In den darauffolgenden Monaten und Jahren sei mehr Arbeit auf ihn zugekommen, als er ursprünglich geahnt habe. Der damalige nationale Parteipräsident Philipp Müller habe ihm gesagt, dass die FDP wieder eine Volkspartei werden müsse. Und so setzte sich Grivel zum Ziel, seine Partei mit viel Arbeit, Engagement und Herzblut aus dem Tief hinauszuführen und vermehrt den Kontakt mit den Bürgerinnen und Bürgern zu suchen.

Als Erstes führte Grivel eine Restrukturierung durch, in Zuge derer er die Parteileitung von über 30 auf 11 Personen verkleinerte. Damit habe er sich zwar bei einigen unbeliebt gemacht, doch sei die Führung insgesamt gestärkt worden. «Dann habe ich eingeführt, dass es nach jeder Sitzung ein Apéro geben muss», sagt er. Das sei zwar anfänglich als «typisch welsch» bezeichnet worden, doch so habe er den Zusammenhalt innerhalb der Partei verbessern können. Die Menschen vor dem nach Hause gehen zu motivieren, ist nur eines von vielen Beispielen, wie Grivel seine Erfahrungen als Sport-Coach in die Politik einfliessen liess.


Kein Karriere-Politiker

Ein Welscher an der Spitze einer mehrheitlich deutschsprachigen Partei – dieser Umstand sorgte zunächst durchaus für Skepsis. Der bilingue Politiker sah darin jedoch kein Problem. Die Akzeptanz ihm gegenüber habe er stets als gross empfunden. «Überraschenderweise besonders in den ländlichen Gemeinden», sagt er. Das liegt vielleicht auch daran, dass Grivel ein Mann der Taten ist. Standaktionen bei strömendem Regen oder in eisiger Kälte gehörten für ihn zum Amt dazu. «Ich bin kein Karriere-Politiker. Vielmehr ging es mir darum, möglichst viele Leute anzusprechen.» Die Partei sei für ihn mittlerweile wie eine grosse Familie.

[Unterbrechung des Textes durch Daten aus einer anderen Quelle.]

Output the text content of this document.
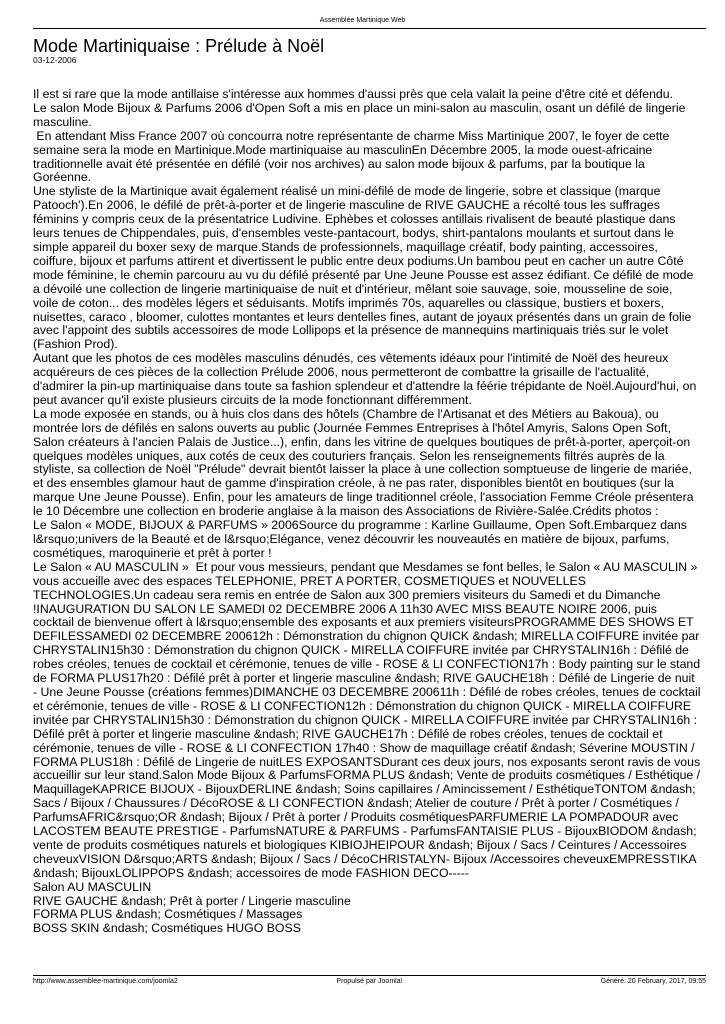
Assemblée Martinique Web
Mode Martiniquaise : Prélude à Noël
03-12-2006
Il est si rare que la mode antillaise s'intéresse aux hommes d'aussi près que cela valait la peine d'être cité et défendu.
Le salon Mode Bijoux & Parfums 2006 d'Open Soft a mis en place un mini-salon au masculin, osant un défilé de lingerie masculine.
En attendant Miss France 2007 où concourra notre représentante de charme Miss Martinique 2007, le foyer de cette semaine sera la mode en Martinique.Mode martiniquaise au masculinEn Décembre 2005, la mode ouest-africaine traditionnelle avait été présentée en défilé (voir nos archives) au salon mode bijoux & parfums, par la boutique la Goréenne.
Une styliste de la Martinique avait également réalisé un mini-défilé de mode de lingerie, sobre et classique (marque Patooch').En 2006, le défilé de prêt-à-porter et de lingerie masculine de RIVE GAUCHE a récolté tous les suffrages féminins y compris ceux de la présentatrice Ludivine. Ephèbes et colosses antillais rivalisent de beauté plastique dans leurs tenues de Chippendales, puis, d'ensembles veste-pantacourt, bodys, shirt-pantalons moulants et surtout dans le simple appareil du boxer sexy de marque.Stands de professionnels, maquillage créatif, body painting, accessoires, coiffure, bijoux et parfums attirent et divertissent le public entre deux podiums.Un bambou peut en cacher un autre Côté mode féminine, le chemin parcouru au vu du défilé présenté par Une Jeune Pousse est assez édifiant. Ce défilé de mode a dévoilé une collection de lingerie martiniquaise de nuit et d'intérieur, mêlant soie sauvage, soie, mousseline de soie, voile de coton... des modèles légers et séduisants. Motifs imprimés 70s, aquarelles ou classique, bustiers et boxers, nuisettes, caraco , bloomer, culottes montantes et leurs dentelles fines, autant de joyaux présentés dans un grain de folie avec l'appoint des subtils accessoires de mode Lollipops et la présence de mannequins martiniquais triés sur le volet (Fashion Prod).
Autant que les photos de ces modèles masculins dénudés, ces vêtements idéaux pour l'intimité de Noël des heureux acquéreurs de ces pièces de la collection Prélude 2006, nous permetteront de combattre la grisaille de l'actualité, d'admirer la pin-up martiniquaise dans toute sa fashion splendeur et d'attendre la féérie trépidante de Noël.Aujourd'hui, on peut avancer qu'il existe plusieurs circuits de la mode fonctionnant différemment.
La mode exposée en stands, ou à huis clos dans des hôtels (Chambre de l'Artisanat et des Métiers au Bakoua), ou montrée lors de défilés en salons ouverts au public (Journée Femmes Entreprises à l'hôtel Amyris, Salons Open Soft, Salon créateurs à l'ancien Palais de Justice...), enfin, dans les vitrine de quelques boutiques de prêt-à-porter, aperçoit-on quelques modèles uniques, aux cotés de ceux des couturiers français. Selon les renseignements filtrés auprès de la styliste, sa collection de Noël "Prélude" devrait bientôt laisser la place à une collection somptueuse de lingerie de mariée, et des ensembles glamour haut de gamme d'inspiration créole, à ne pas rater, disponibles bientôt en boutiques (sur la marque Une Jeune Pousse). Enfin, pour les amateurs de linge traditionnel créole, l'association Femme Créole présentera le 10 Décembre une collection en broderie anglaise à la maison des Associations de Rivière-Salée.Crédits photos :
Le Salon « MODE, BIJOUX & PARFUMS » 2006Source du programme : Karline Guillaume, Open Soft.Embarquez dans l&rsquo;univers de la Beauté et de l&rsquo;Elégance, venez découvrir les nouveautés en matière de bijoux, parfums, cosmétiques, maroquinerie et prêt à porter !
Le Salon « AU MASCULIN »  Et pour vous messieurs, pendant que Mesdames se font belles, le Salon « AU MASCULIN » vous accueille avec des espaces TELEPHONIE, PRET A PORTER, COSMETIQUES et NOUVELLES TECHNOLOGIES.Un cadeau sera remis en entrée de Salon aux 300 premiers visiteurs du Samedi et du Dimanche !INAUGURATION DU SALON LE SAMEDI 02 DECEMBRE 2006 A 11h30 AVEC MISS BEAUTE NOIRE 2006, puis cocktail de bienvenue offert à l&rsquo;ensemble des exposants et aux premiers visiteursPROGRAMME DES SHOWS ET DEFILESSAMEDI 02 DECEMBRE 200612h : Démonstration du chignon QUICK &ndash; MIRELLA COIFFURE invitée par CHRYSTALIN15h30 : Démonstration du chignon QUICK - MIRELLA COIFFURE invitée par CHRYSTALIN16h : Défilé de robes créoles, tenues de cocktail et cérémonie, tenues de ville - ROSE & LI CONFECTION17h : Body painting sur le stand de FORMA PLUS17h20 : Défilé prêt à porter et lingerie masculine &ndash; RIVE GAUCHE18h : Défilé de Lingerie de nuit - Une Jeune Pousse (créations femmes)DIMANCHE 03 DECEMBRE 200611h : Défilé de robes créoles, tenues de cocktail et cérémonie, tenues de ville - ROSE & LI CONFECTION12h : Démonstration du chignon QUICK - MIRELLA COIFFURE invitée par CHRYSTALIN15h30 : Démonstration du chignon QUICK - MIRELLA COIFFURE invitée par CHRYSTALIN16h : Défilé prêt à porter et lingerie masculine &ndash; RIVE GAUCHE17h : Défilé de robes créoles, tenues de cocktail et cérémonie, tenues de ville - ROSE & LI CONFECTION 17h40 : Show de maquillage créatif &ndash; Séverine MOUSTIN / FORMA PLUS18h : Défilé de Lingerie de nuitLES EXPOSANTSDurant ces deux jours, nos exposants seront ravis de vous accueillir sur leur stand.Salon Mode Bijoux & ParfumsFORMA PLUS &ndash; Vente de produits cosmétiques / Esthétique / MaquillageKAPRICE BIJOUX - BijouxDERLINE &ndash; Soins capillaires / Amincissement / EsthétiqueTONTOM &ndash; Sacs / Bijoux / Chaussures / DécoROSE & LI CONFECTION &ndash; Atelier de couture / Prêt à porter / Cosmétiques / ParfumsAFRIC&rsquo;OR &ndash; Bijoux / Prêt à porter / Produits cosmétiquesPARFUMERIE LA POMPADOUR avec LACOSTEM BEAUTE PRESTIGE - ParfumsNATURE & PARFUMS - ParfumsFANTAISIE PLUS - BijouxBIODOM &ndash; vente de produits cosmétiques naturels et biologiques KIBIOJHEIPOUR &ndash; Bijoux / Sacs / Ceintures / Accessoires cheveuxVISION D&rsquo;ARTS &ndash; Bijoux / Sacs / DécoCHRISTALYN- Bijoux /Accessoires cheveuxEMPRESSTIKA &ndash; BijouxLOLIPPOPS &ndash; accessoires de mode FASHION DECO-----
Salon AU MASCULIN
RIVE GAUCHE &ndash; Prêt à porter / Lingerie masculine
FORMA PLUS &ndash; Cosmétiques / Massages
BOSS SKIN &ndash; Cosmétiques HUGO BOSS
http://www.assemblee-martinique.com/joomla2	Propulsé par Joomla!	Généré: 20 February, 2017, 09:55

Pierre-Yves Grivel ist davon überzeugt, dass die Berner FDP in den letzten acht Jahren volksnaher und sichtbarer geworden ist. Die Partei sei aus der Krise raus, was etwa die drei zusätzlichen Sitze im Grossen Rat zeigten. Ein anderes wichtiges Ziel habe er hingegen verfehlt: Neben Christa Markwalder und Christian Wasserfallen hätte er zu gerne einen dritten bernischen FDPler im Nationalrat gesehen. Er hofft nun, dass sein Nachfolger dieses Ziel erreicht – ebenso wie auch der Wähleranteil weiter steigen solle. «Wir sind auf dem richtigen Weg, aber noch nicht am Ziel.»

Der FDP bleibt Grivel weiterhin treu. Noch bis im Sommer 2022 politisiert er als Grossrat und setzt sich für Anliegen der französischsprachigen Bevölkerung ein. Danach will er seine politische Laufbahn definitiv beenden. Langweilig wird es ihm wohl nicht: Er will mehr Zeit mit seiner Partnerin, den Töchtern und Enkelinnen verbringen. Er will nach Apulien reisen und im Vallée de Joux wandern gehen. Und er will sich vermehrt  dem Fischen widmen – der einzigen Beschäftigung, die der Menschenfreund am liebsten alleine ausübt.